I glance back at Dair. He has his hands on his hips and looks like a pantomime pirate, his mouth open in a big ‘O’, his eyes wide and hurt.
‘I hope it bites you, you evil-tongued harpy,’ he retorts. ‘Don’t come running to me for sympathy when
your peepers stick together and your body writhes and shakes in agony on account of the poison from its putrid fangs.’
‘I won’t,’ I reply.
Dair is lifting his arms up to the skies in a gesture of frustration and stamping his feet on the grass, like a spoiled kid. Then he stands still and says quietly, ‘I wasn’t really going to eat it. I couldn’t. It’s just that sometimes I . . .’
I’m not taking any notice. I’m already thinking about a name. I’m going to call this rabbit Furball.
‘You’re going to like it here,’ I’m telling Furball, who turns out to be a she, not a he. I’m stroking her soft stomach as she lies upside down in my arms. I’m hoping the cotton patch soaked in aloe vera and tied with ribbon round her bad foot will help it heal. Just holding her makes me happy. I don’t remember the last time I felt like this.
‘I wonder where you lived before,’ I say to her. ‘You don’t look like a wild rabbit. You must have had an owner. Did something happen to you? Did you have to run away?’ Her eyes watch me, unblinking and unreadable.

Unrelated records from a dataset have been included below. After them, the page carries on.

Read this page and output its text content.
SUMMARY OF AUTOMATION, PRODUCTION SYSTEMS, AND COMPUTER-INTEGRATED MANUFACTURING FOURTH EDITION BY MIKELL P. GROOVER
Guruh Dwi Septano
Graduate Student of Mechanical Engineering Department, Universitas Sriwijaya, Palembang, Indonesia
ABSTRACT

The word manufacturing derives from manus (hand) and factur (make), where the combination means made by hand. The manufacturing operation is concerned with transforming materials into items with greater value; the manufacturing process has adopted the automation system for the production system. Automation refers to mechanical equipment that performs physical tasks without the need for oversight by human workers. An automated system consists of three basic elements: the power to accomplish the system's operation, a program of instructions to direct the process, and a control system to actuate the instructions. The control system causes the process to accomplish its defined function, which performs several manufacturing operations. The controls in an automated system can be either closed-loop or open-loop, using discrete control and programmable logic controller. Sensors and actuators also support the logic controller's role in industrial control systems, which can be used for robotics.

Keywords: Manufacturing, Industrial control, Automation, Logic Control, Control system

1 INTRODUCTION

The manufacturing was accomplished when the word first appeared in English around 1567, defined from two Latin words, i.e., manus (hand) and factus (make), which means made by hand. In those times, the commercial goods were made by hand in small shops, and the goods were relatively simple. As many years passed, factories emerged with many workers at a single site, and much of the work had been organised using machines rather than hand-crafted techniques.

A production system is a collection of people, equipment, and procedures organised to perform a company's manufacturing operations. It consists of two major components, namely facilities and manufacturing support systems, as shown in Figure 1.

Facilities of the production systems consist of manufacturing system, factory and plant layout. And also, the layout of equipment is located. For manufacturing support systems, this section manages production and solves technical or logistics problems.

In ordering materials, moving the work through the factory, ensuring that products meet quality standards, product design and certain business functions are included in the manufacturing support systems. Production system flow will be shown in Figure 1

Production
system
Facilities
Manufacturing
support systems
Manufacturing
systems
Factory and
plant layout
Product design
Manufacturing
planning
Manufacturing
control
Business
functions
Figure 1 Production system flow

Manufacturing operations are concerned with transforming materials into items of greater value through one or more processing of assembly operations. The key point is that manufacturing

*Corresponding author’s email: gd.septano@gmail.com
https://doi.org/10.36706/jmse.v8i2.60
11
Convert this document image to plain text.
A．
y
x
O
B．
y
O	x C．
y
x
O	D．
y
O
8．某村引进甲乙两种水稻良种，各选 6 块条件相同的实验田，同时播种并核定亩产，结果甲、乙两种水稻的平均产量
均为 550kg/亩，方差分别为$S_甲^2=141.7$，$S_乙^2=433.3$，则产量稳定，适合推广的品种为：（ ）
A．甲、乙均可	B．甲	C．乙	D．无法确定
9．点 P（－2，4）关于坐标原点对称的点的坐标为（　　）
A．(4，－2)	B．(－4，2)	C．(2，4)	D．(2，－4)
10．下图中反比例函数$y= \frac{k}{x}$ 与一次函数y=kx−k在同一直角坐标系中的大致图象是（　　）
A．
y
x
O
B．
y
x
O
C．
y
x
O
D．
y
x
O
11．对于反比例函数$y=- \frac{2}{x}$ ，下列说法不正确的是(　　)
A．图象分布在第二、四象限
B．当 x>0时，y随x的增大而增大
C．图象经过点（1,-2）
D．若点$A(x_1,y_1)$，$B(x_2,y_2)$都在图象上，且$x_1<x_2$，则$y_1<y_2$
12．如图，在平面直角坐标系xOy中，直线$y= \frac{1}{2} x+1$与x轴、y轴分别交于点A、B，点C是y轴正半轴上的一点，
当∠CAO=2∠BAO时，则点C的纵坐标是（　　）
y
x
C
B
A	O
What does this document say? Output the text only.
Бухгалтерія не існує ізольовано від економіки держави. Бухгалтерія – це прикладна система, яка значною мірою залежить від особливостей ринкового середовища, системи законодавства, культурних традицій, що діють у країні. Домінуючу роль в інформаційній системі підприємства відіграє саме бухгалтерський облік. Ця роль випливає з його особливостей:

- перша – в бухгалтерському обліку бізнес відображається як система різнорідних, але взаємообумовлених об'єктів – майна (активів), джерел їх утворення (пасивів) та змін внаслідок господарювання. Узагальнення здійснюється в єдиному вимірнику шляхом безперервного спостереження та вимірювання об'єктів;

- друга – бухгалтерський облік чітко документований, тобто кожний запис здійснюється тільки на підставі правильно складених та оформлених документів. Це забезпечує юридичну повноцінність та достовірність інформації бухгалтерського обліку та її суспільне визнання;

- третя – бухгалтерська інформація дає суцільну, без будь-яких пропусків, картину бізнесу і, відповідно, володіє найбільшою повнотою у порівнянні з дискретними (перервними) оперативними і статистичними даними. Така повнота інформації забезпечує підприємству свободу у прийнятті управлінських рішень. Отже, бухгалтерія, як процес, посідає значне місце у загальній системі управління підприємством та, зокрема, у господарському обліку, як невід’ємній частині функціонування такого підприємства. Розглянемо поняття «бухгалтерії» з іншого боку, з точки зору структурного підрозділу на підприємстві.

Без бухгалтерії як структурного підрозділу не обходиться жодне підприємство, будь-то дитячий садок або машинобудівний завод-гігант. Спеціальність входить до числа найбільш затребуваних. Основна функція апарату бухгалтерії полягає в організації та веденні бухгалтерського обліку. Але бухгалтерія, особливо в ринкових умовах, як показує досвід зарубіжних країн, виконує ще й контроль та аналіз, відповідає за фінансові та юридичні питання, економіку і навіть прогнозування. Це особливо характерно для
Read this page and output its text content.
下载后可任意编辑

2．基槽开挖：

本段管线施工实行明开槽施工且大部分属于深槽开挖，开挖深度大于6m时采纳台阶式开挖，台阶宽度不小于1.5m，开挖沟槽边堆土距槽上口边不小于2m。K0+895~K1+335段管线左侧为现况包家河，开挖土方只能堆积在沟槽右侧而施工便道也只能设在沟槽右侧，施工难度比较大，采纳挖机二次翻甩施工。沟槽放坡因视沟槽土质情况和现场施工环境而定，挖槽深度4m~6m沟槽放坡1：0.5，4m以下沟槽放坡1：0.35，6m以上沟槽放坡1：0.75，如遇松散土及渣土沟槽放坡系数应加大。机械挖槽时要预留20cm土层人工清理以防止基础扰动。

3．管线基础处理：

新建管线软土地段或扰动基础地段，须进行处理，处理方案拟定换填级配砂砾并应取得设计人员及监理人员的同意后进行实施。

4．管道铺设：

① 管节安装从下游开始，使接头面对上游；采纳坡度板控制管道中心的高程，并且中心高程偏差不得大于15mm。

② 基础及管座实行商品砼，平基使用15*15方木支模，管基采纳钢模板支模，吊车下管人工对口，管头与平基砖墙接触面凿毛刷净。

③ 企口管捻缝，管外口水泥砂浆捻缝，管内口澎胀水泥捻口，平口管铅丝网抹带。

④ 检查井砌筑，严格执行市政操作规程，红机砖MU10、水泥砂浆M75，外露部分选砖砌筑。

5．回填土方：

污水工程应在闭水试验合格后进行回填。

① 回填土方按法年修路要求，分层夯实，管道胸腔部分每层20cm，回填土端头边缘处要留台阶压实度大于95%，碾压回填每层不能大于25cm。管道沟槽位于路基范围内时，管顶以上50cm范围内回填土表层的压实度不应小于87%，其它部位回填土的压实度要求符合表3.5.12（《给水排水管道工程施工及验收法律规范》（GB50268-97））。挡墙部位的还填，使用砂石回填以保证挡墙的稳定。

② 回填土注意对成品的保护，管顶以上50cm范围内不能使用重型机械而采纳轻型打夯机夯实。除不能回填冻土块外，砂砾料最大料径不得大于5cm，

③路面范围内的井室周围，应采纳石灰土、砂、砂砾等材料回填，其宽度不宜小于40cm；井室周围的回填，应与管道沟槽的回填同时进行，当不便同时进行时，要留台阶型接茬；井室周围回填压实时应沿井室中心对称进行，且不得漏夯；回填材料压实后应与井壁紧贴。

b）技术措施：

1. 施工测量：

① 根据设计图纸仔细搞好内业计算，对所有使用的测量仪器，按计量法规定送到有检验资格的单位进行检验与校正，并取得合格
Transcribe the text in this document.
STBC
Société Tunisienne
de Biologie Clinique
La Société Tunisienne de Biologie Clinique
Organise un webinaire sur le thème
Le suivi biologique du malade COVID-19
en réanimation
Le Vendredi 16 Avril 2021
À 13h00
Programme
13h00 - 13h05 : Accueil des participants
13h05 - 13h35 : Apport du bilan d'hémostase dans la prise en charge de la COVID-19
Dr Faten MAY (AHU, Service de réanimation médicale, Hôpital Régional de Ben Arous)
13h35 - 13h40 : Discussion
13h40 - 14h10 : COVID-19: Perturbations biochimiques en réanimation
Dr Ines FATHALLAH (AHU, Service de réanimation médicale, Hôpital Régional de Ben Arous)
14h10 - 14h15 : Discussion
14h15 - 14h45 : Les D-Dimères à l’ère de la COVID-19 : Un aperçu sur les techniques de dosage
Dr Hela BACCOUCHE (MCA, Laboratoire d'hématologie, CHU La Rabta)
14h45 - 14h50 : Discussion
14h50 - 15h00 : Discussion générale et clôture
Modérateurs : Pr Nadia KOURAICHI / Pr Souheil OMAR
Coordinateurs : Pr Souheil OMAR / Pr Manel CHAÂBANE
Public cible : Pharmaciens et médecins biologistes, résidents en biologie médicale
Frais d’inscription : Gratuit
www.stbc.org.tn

‘You’re safe now,’ I whisper, hesitating to make it a promise, for those should never be trusted. The possibility that similar experiences have caused our
lives to collide makes me shiver. Perhaps this derelict hospital is really an ark, and more and more strays will come to take refuge from the hostile world outside. Maybe the old wards will fill up and the corridors will be full of children playing skittles and racing toy cars.
Maybe Dair, Furball and I are just the beginning?
‘I’ve got a family too,’ I explain. ‘A mum and a dad. And a gran. But I had to run away from them too. Something bad happened – my brain won’t tell me what it was – and I’ve come a long way and now I’m here. If you had looked at the kids in my class, you would never have picked me out as the one who would be living rough, hiding from the FISTS. I was always the mouse, squeaking quietly. I wonder what they’re saying about me, the rest of 9B. Most of them won’t believe I’ve gone. They think my life’s sorted. Parents, house, happy family, no worries. But it takes more than a hutch and some hay to make a happy bunny, eh, Furball?
The rabbit is scratching her ear, sharp claws moving
so quickly I can barely see them. She is wriggling now, agitated. I put her down on my carpet and she hops to the front door. After sniffing the air around her, she scrabbles at the floor, as if digging a burrow, twitches her tail and promptly hops back inside again.